Something warm and strange and completely unexpected, which even prevented me from hearing what she said to me.
For a second, just a second, I felt my eyes burn, that golden heat that I could normally control without any problem.
I blinked hard and pushed it down. When I looked back at her, her dark eyes were fixed on me with genuine concern. Her light brown hair was pulled back in a ponytail and her face was free of makeup. She was perhaps my age or a little younger.
"Can you stand up?" she asked.
I nodded, though I wasn't sure. I let her help me up, her small hand surprisingly firm against my arm.
When I was standing, she quickly let go and took a step back, as if she had just realized she had touched a bloody stranger in the middle of the street.
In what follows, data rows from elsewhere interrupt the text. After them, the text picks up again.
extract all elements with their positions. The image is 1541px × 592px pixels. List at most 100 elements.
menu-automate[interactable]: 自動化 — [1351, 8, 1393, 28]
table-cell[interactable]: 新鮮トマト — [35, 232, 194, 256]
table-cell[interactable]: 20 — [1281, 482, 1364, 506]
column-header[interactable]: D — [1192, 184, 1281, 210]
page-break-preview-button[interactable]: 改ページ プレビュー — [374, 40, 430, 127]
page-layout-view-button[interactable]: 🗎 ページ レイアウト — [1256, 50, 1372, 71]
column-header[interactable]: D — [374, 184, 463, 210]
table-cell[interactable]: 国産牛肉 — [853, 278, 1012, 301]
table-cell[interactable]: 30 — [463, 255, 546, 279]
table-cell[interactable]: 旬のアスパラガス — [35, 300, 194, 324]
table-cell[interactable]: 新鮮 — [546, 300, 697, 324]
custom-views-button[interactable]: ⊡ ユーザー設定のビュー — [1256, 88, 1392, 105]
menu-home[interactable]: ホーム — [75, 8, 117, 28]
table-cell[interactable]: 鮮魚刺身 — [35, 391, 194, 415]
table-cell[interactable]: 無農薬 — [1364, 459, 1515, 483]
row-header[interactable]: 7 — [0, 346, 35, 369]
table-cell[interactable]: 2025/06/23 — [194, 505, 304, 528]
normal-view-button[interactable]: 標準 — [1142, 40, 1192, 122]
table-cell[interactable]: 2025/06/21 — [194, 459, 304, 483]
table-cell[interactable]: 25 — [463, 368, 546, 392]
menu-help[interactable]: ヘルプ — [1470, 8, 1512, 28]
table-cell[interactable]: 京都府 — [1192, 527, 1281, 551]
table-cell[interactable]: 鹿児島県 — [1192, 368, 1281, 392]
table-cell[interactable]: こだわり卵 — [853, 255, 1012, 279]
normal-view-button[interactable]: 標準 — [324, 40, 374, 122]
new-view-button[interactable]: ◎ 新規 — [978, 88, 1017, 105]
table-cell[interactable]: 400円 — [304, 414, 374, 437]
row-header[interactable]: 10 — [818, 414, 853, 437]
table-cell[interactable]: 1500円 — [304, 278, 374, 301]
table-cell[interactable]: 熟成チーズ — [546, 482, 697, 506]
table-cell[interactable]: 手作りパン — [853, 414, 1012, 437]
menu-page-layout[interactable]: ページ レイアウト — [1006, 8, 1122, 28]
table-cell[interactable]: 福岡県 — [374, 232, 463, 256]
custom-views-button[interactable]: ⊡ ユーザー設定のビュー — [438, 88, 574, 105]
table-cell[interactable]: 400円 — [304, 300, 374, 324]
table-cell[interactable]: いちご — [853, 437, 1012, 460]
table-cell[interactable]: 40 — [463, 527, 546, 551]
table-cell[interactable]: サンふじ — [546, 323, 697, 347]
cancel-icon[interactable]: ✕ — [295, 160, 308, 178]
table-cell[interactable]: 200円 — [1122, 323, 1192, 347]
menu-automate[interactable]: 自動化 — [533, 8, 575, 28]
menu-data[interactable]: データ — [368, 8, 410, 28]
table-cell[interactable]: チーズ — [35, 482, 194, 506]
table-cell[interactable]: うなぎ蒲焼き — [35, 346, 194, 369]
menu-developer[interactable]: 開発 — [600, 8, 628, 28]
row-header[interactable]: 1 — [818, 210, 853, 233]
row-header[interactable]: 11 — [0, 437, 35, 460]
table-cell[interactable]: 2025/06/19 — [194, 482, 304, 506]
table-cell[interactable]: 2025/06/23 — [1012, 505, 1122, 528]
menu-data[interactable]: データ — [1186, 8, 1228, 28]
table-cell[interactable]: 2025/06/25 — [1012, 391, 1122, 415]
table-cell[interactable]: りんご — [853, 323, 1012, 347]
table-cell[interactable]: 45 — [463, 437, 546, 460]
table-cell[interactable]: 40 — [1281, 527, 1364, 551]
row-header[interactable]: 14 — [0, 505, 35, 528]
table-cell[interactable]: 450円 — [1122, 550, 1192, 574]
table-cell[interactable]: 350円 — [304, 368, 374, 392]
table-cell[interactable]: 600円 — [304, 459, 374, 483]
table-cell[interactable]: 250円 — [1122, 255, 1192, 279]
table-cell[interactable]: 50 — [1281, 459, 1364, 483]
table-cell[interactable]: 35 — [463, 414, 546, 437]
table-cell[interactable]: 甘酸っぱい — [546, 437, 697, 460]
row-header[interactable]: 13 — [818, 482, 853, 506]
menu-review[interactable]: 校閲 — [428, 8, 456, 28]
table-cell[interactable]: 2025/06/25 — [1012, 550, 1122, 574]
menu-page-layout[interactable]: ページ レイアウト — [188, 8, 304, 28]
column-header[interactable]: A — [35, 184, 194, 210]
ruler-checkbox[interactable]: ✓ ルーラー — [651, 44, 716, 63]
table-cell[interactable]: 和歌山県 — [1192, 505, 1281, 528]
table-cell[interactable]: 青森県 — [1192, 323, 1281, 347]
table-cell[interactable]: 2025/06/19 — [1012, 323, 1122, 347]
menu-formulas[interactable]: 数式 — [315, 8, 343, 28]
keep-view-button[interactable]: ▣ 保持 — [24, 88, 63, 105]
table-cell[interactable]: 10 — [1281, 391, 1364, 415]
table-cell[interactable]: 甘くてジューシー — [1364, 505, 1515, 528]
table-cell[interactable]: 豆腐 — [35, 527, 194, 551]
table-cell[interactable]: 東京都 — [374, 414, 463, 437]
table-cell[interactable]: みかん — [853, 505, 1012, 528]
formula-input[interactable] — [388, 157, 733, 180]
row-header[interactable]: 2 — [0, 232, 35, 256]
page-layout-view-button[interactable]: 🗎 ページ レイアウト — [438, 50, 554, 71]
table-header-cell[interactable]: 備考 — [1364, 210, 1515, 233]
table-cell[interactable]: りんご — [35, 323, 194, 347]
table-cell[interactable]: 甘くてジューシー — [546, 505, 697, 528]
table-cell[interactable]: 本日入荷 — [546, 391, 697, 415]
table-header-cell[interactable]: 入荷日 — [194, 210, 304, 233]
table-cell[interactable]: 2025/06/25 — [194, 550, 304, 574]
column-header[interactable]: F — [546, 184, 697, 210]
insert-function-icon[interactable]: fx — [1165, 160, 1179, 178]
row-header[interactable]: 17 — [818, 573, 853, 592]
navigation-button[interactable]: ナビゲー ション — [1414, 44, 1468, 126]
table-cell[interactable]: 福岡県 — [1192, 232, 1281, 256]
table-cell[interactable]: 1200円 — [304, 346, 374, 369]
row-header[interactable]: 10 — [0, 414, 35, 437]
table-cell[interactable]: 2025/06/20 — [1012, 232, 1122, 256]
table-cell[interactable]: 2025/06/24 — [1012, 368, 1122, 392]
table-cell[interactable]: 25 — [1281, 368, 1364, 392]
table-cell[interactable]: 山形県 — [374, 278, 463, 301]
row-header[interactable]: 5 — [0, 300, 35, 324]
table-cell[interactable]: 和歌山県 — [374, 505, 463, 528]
"You should go to the hospital," she said. "Those guys beat you up pretty bad."
"I'm fine," I lied, wiping my mouth with my hand. It came away stained red. "I just... need to get home."
"You don't look okay."
"I've been worse." And I wasn't lying about that, honestly.
She looked at me with that expression people get when they know you're saying something stupid but don't know you well enough to say it to your face.
"At least let me give you a ride. You shouldn't be walking like that."
"No, thanks. Seriously. You've done enough."
We stood there for an awkward moment. She seemed to want to argue, but finally sighed and nodded.
"Whatever you say," she said, and went back to her car. Before getting in, she turned around. "Be more careful, okay? Not all drunk people run away when a car appears."
"I will," I said.
I watched her drive away, the taillights of her car disappearing around the corner. I picked up the torn bags from the ground, the destroyed cookies, and the miraculously intact notebooks.
My whole body ached, but I could already feel it beginning to heal, the familiar warmth spreading through my ribs, closing the cut on my lip.
But I couldn't stop thinking about that moment when she had touched me.
About how my eyes had reacted without me wanting them to.
And about how, for the first time in years, a human had made me feel something other than caution.